States, state attorneys general, cities (state intervenors) in one document, and environmental groups (nongovernmental organization (NGO) intervenors) in another have asked the U.S. Court of Appeals for the D.C. Circuit to deny a motion from the EPA to hold cases challenging EPA’s Clean Power Plan (CPP) in abeyance while the Agency reviews the CPP in accordance with President Donald Trump’s Executive Order (EO), Promoting Energy Independence and Economic Growth.
Both groups of intervenors argue that EPA’s motion to suspend completion of judicial review until after the Agency completes its own review and issues a subsequent rule—which would likely rescind or heavily revise the CPP—is intended to delay the effectiveness of the CPP for an indefinite period even though the D.C. Circuit’s decision in the cases is “ripe for decision now.”
EPA cites judicial economy
In its motion, the EPA argues that the abeyance will provide the Agency the opportunity to fully review the CPP and respond in a manner consistent with the president’s EO.
“Such abeyance will promote judicial economy by avoiding unnecessary adjudication and will support the integrity of the administrative process,” says the EPA. “Because the Rule is under agency review and may be significantly modified or rescinded through further rulemaking in accordance with the Executive Order, holding this case in abeyance is the most efficient and logical course of action here.
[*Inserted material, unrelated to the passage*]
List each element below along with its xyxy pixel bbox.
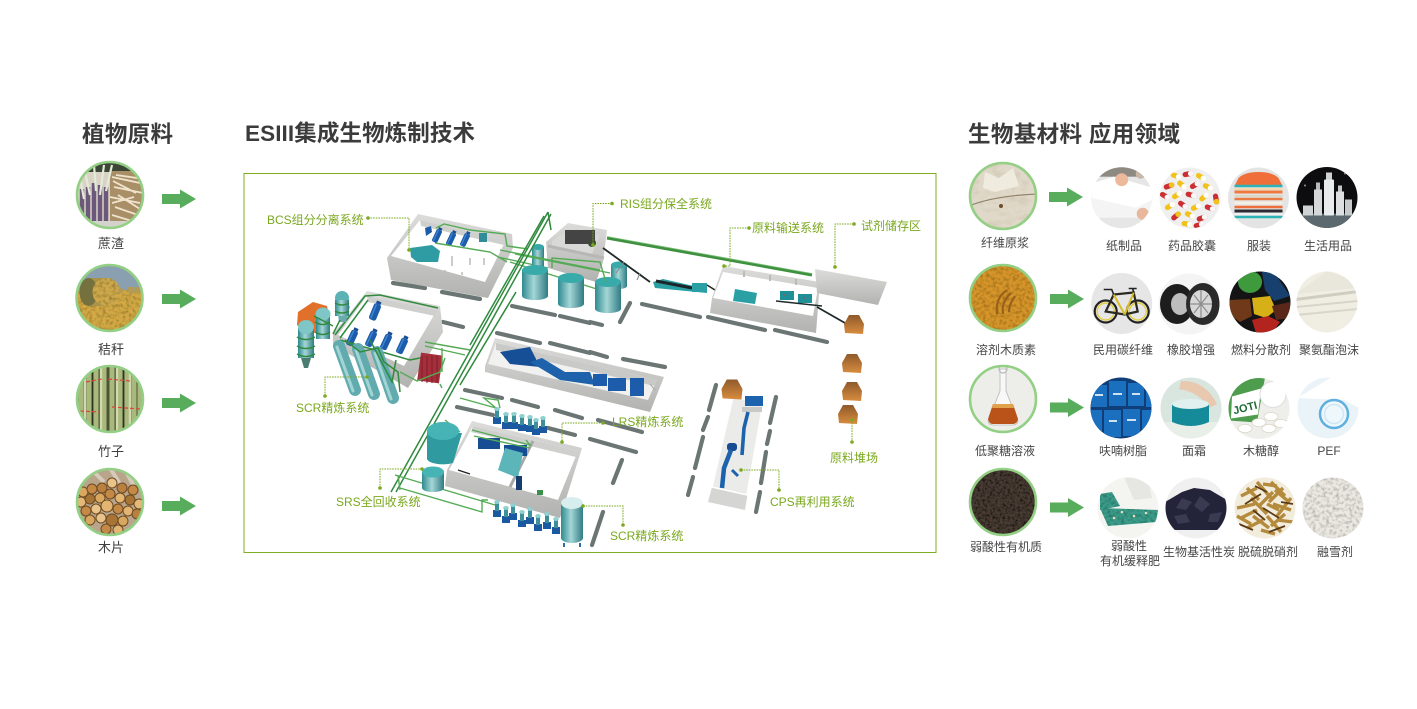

Abeyance will further the Court’s interests in avoiding unnecessary adjudication, support the integrity of the administrative process, and ensure due respect for the prerogative of the executive branch to reconsider the policy decisions of a prior Administration.”
States—Case is ripe for decision
State intervenors disagree, arguing:
“EPA fails to justify its unprecedented request for an open-ended abeyance at this late stage of litigation: more than six months after the en banc [DC]Court heard a full day of oral argument. This case is ripe for decision now, and nothing that EPA has proposed to do obviates the need for this Court’s review. To the contrary, a decision from this Court will resolve critical live disputes over the scope of the Clean Air Act [CAA] that will not only determine the enforcement of the Clean Power Plan, but also affect any reconsideration or revision of the Rule that EPA may undertake. By contrast, indefinitely deferring a decision here, as EPA requests, would waste the substantial resources already expended in this litigation by the parties and this Court. Moreover, granting EPA’s motion would prejudice State Intervenors’ longstanding and compelling interest in addressing the largest sources of pollution that is causing climate-change harms now.”
NGOs—Supreme Court flouted
In their brief, the NGO intervenors agree with that contention and add four other reasons why the request for a stay should be denied:
- The relief the EPA seeks flouts the terms of the order by which the Supreme Court temporarily stayed enforcement of the CPP. The Supreme Court did not invalidate the CPP. Rather, consistent with the authority granted courts by the Administrative Procedure Act (APA), it issued a stay pending a decision by the D.C. Circuit and an opportunity for Supreme Court review. The EPA wants the stay but not the judicial review that formed the basis for it. “Granting EPA’s motion would effectively convert that temporary enforcement relief pending judicial review into a long-term suspension of the Rule likely continuing for years, without any court having issued any decision on the Rule’s merits,” the NGO intervenors say.
- Abeyance would violate fundamental requirements of the CAA and the APA, which forbid agency suspensions of rules without notice and comment rulemaking and a reasoned explanation.
- Abeyance would severely prejudice the public health and NGO intervenors, who—for over a decade—have sought to have the EPA issue standards to limit climate-destabilizing and health-endangering emissions of carbon dioxide (CO2) from power plants. If abeyance is granted, the planned regulatory review and possible new rulemaking proceedings presage, at a minimum, a long delay before any reductions in these emissions are required and implemented, leaving no regulatory protections in place.
- Rejecting the motion and deciding the current case would in no way interfere with EPA’s “opportunity to fully review the Clean Power Plan,” and to conduct a new rulemaking if it so chooses.
Will EPA defend the CPP?
If the D.C. Circuit refuses to grant an abeyance and does issue a decision, the Trump EPA may be put into the position of having to defend the CPP should the Supreme Court agree to hear the case. That possibility seems unlikely, but not to the NGO intervenors.
“That EPA’s attorneys may have to defend the current Rule while the agency considers potential alternative policies is not an extraordinary situation; rather it reflects the rule of law and the way our governmental system works,” say the NGO intervenors.